Many employers worry about the day they might discover their employees are organizing and joining a labor union.

This concern is natural, since an employer used to running its business as it deems fit, and according to its business needs, is not interested in sharing the helm with its employees’ representation.

However, it is important to know that unionizing is a basic right in Israel and that employers cannot prevent their employees from unionizing. Therefore:

  • You cannot prescribe in your employees’ personal employment contracts that they are not allowed to be represented by any employee organization.
  • You cannot require employees to sign an undertaking to not be represented by a labor union or an employees’work council.
  • You cannot bar a representative of a labor union from entering the employer’s premises.

If preliminary labor organizing has already begun, then it is even more important to strictly abide by the following rules of conduct:

  • Do not keep records about which employees have joined the labor union or are activists promoting unionizing.
  • Do not announce the employer’s dissatisfaction about the formation of the organization, and refrain from making any negative remarks about the unionizing, directly or indirectly, demonstratively or subliminally.
  • Do not threaten, discriminate against, adversely change employment terms, or fire an employee because he or she is unionizing.
  • Do not grant benefits or promise benefits to employees in relation to their joining or not joining a labor union.
  • Do not send personal messages (SMSs, emails, letters, etc.), initiate or hold meetings with groups of employees, or engage in personal conversations in relation to any matter pertaining to unionizing or preventing it. Employers may continue to hold meetings or conversations with their employees in relation to any other matter, provided it does not concern unionizing and provided it will not adversely influence the unionizing efforts.
  • Do not participate in an employees’ meeting, since even an employer’s passive attendance is liable to be construed as having an inappropriate influence on the freedom to unionize.

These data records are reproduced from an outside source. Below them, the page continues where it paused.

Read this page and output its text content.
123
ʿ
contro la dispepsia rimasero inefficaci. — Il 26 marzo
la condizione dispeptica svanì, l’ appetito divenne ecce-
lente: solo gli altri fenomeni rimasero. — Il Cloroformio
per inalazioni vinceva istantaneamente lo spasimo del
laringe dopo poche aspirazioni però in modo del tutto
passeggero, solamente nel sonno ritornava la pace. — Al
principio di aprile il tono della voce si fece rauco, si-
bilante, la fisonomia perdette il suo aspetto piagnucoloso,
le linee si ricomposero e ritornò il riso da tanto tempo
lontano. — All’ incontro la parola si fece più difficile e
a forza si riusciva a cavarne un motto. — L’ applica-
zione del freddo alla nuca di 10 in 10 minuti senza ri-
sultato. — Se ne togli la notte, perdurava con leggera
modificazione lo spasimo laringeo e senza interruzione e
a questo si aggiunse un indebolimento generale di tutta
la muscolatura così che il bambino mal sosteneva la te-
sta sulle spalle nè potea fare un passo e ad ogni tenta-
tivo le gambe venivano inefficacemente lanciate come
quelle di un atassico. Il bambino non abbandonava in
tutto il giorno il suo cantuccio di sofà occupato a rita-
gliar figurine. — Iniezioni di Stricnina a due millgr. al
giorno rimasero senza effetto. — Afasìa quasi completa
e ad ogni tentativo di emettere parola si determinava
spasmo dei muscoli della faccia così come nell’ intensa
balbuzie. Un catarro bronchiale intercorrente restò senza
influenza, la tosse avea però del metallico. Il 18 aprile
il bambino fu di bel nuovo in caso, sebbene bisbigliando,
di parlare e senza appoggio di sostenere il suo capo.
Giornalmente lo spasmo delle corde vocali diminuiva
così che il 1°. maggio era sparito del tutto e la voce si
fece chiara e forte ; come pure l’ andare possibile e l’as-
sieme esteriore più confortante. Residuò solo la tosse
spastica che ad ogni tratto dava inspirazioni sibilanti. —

These stringent rules regarding the initial stage of unionizing were prescribed in labor court rulings in recent years, as part of the new era of unionizing in Israel, to prevent employers from being able to undermine unionizing by applying pressure and unfair coercive tactics on their employees.

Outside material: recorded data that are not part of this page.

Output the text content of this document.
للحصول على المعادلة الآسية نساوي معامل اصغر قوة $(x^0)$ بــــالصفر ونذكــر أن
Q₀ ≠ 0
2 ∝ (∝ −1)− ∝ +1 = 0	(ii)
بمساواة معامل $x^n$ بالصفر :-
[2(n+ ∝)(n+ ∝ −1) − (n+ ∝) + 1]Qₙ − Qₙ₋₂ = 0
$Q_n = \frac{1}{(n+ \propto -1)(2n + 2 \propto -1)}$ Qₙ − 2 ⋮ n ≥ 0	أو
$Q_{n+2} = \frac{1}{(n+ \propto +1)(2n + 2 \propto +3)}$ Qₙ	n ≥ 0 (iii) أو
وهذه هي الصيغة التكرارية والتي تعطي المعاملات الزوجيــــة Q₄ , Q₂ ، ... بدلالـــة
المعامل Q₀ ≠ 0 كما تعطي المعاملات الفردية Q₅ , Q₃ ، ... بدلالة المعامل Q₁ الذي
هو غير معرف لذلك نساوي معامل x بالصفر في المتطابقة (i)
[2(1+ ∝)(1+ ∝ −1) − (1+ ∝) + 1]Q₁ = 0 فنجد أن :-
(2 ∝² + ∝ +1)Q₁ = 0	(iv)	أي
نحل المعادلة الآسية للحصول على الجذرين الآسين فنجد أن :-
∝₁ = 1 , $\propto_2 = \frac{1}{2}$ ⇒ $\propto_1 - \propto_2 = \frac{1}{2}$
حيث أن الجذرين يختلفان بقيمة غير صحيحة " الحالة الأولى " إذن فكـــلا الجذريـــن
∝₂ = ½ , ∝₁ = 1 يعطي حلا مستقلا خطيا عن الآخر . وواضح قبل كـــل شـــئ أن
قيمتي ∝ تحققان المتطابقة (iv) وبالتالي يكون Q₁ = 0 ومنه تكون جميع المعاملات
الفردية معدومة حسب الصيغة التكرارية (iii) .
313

Once the initial stage of unionizing has been completed, and the employees are represented by a representative labor organization, the balance of powers between the employer and its employees begins to level off and the employer is no longer perceived as the strong arm in these relations. This is because the courts view labor unions as bodies that protect employees, and thus bridge any existing gaps in the balance of powers in the employment relations.